Forts McNair and Myer sit within 15 miles of Reagan National Airport. No drone flights are allowed in that radius without specific permission form the Federal Aviation Administration. Fort McNair sits just 4 miles from the White House.
“The genesis of this was to get the conversation going with some data,” Duggan said. The next step would involve “characterizing the intentions of these flights,” he said. “Are they hostile? Are they nefarious? Is it for surveillance? Or are they just curious [individuals] or hobbyists?”
“That analysis can help drive more informed conversations” about possible methods for shooting down drones, Duggan said.

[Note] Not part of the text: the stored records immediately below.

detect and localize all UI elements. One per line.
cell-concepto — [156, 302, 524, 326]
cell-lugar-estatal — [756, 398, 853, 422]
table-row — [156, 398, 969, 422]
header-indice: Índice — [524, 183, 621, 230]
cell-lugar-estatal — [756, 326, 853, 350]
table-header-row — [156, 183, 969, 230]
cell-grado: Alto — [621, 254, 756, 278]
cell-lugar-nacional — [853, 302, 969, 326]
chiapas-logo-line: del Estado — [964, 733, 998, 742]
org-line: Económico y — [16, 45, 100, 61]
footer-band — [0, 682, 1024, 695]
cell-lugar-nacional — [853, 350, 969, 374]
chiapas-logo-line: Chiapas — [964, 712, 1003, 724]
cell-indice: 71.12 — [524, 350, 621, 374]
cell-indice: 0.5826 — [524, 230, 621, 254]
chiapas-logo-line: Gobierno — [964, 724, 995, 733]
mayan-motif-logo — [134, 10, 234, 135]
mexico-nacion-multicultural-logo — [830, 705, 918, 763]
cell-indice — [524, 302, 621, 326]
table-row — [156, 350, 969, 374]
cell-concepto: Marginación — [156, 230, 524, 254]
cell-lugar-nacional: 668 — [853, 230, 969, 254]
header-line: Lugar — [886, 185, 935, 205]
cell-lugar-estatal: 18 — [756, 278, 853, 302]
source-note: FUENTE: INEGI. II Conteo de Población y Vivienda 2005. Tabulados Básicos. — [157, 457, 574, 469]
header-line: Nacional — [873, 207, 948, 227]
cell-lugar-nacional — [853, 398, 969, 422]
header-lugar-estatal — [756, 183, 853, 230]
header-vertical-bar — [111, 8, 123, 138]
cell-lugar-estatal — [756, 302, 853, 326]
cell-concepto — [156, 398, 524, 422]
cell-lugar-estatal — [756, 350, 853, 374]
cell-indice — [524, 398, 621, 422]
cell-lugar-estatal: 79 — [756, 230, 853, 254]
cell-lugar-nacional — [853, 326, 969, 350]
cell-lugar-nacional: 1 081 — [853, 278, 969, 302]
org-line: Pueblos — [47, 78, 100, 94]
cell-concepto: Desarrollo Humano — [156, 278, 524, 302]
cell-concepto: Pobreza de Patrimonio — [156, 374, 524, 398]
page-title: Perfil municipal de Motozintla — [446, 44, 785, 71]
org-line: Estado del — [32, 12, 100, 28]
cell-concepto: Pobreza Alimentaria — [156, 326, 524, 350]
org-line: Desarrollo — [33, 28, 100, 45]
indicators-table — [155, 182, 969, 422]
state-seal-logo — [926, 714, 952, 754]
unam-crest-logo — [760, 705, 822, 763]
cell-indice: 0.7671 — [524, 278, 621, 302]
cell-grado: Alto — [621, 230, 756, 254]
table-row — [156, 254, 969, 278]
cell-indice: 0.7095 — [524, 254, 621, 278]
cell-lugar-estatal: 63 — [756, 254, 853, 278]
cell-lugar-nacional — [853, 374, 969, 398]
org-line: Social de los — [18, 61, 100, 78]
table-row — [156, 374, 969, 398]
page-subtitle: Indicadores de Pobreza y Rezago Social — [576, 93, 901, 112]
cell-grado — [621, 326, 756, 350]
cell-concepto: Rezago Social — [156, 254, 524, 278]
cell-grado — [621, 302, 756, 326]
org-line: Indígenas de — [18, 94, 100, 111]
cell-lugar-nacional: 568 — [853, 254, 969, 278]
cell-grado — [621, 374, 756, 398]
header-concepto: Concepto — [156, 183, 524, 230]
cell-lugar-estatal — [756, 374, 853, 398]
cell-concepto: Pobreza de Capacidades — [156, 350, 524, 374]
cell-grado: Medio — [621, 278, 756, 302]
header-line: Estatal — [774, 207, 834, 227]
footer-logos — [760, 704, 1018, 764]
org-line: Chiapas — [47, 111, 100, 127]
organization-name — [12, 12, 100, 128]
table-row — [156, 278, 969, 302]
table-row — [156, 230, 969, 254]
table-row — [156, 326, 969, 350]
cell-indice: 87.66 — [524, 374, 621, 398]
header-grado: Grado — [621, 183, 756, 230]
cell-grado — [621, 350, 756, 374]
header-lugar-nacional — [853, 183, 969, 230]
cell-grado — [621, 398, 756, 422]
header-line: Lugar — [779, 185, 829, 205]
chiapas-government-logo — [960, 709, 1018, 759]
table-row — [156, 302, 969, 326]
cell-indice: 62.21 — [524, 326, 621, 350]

The Dedrone report suggests some of the drone flights could have involved well-intentioned users around Nationals Park, which is in range of the Fort McNair sensor, or enthusiasts at nearby summer events. The report warns that some of the drones could have been flown onto the rooftop of a base building to be used for hacking activities.
Joint Base Myer-Henderson Hall is significant for its symbolism, Duggan said, which makes it a target.
The base is responsible for securing Arlington National Cemetery and the Air Force Memorial. It houses top military leaders and is home to several military honor guards.